Harry will not stay long. His de facto spokesperson Omid Scobie previously tweeted: “Expect it to be a fairly quick trip to the U.K. for Prince Harry, who will only be attending the coronation ceremony at Westminster Abbey.” There have been reports that Harry could be back in the air within two hours of the end of the ceremony, using the time difference to make it home the same day and blow out the candles on Archie’s birthday cake.
Scobie addressed the question of where Harry will sit, and the message that will telegraph, in an interview with the British TV show This Morning this week, saying, “People are wondering where Harry will be. Will he be with the civvies or will he be with his family members, and if he is what row will he be in? I think people will be watching to see that almost as a reflection of where he stands with his family today.”
At least part of the answer to the question of what Harry’s family really think of his behavior in recent months was provided by an astonishing interview given to Times Radio by Soames.
Soames, who had likely been authorized to speak by the king’s office, said, “In respect of Prince Harry, I just think it’s the most tragic. I mean, I can’t put myself in the position where my own son, if he did something like that to me, it would just be the cruelest.”
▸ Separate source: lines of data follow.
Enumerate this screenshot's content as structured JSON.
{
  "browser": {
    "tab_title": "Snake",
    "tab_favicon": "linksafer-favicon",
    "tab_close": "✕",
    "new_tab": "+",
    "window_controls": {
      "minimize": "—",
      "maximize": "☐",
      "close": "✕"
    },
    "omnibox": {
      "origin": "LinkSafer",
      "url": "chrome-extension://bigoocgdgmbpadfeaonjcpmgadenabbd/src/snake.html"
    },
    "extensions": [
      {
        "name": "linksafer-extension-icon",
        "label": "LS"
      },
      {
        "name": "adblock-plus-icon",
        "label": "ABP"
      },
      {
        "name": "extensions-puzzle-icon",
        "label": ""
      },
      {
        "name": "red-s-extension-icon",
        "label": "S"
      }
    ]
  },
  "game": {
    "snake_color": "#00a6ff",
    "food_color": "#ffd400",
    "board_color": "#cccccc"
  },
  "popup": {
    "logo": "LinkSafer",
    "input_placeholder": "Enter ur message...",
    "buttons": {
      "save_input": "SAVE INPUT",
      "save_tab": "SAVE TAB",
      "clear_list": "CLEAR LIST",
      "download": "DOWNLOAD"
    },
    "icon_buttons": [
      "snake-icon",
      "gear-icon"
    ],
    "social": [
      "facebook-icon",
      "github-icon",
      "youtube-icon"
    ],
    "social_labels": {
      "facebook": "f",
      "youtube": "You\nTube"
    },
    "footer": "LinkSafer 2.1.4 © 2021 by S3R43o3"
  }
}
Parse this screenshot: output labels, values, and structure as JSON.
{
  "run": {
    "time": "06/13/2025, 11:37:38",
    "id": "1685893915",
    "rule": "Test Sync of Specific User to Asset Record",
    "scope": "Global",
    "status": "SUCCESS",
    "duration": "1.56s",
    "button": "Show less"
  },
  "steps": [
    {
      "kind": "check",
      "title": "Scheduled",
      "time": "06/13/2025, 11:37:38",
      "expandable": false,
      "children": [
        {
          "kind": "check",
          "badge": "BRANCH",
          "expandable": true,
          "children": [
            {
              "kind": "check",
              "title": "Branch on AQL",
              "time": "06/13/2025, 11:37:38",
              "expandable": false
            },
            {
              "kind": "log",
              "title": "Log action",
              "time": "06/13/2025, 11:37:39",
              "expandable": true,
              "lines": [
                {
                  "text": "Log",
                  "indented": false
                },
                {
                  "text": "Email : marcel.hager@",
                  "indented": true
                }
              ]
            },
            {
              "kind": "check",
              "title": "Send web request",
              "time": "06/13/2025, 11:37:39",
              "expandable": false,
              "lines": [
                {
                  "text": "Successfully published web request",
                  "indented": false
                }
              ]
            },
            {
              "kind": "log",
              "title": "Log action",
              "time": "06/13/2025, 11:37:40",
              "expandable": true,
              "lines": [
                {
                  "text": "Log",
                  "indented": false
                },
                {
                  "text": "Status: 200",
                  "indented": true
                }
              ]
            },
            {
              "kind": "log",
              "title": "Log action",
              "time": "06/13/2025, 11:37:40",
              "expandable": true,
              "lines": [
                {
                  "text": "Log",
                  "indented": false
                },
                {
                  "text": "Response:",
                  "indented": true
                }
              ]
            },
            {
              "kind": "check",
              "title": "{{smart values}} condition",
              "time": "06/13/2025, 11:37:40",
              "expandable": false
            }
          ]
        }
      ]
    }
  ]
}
He added, appearing to speak generally of Harry’s public attacks on the family: “It was a terrible blow… of course it was hurtful, you could see it, written all over his face. Put oneself in his position. It was just painful beyond words.”
For sure, tomorrow Harry is being invited to a celebration of Charles and Camilla after spending most of January delivering deeply wounding and personal attacks on, er, Charles, Camilla, and brother Prince William.
Indeed, we have it on the authority of Scobie that Harry himself didn’t even know for a long time whether he was going to be invited.
Scobie, who is known to have excellent contacts within the Sussex camp, told This Morning, “There was never any question on whether he would want to come or not, it was a question at one point on whether he would be invited, I think. From what I understand the Sussexes had to wait for some time to really get the confirmation whether they were 100 percent welcome at this event.”
(So muddied are the waters at this stage that it barely matters that this insider account runs completely counter to Harry’s tough talk in the run-up to the coronation, where he suggested a family sit down or getting an “apology to my wife” would be a necessary condition of his attendance.)
There are many within the British establishment who think Charles has been far too soft on Harry and that he should never have been invited to Saturday’s ceremony. If a grimace from Harry does hijack the coverage of the day’s events, they will be only too ready to say they told us so.
The reality is that if Meghan were to post a picture from California of her doing literally anything, it would have the potential to derail the narrative of the day. Although that almost certainly won’t happen, it is a brutal illustration of just how much soft power and hard influence the couple still hold that Meghan popping out for a cup of coffee on Saturday could blow up a quarter century’s careful planning.
The truth is the whole coronation is sitting on a fault line, and the fault line is named Harry and Meghan.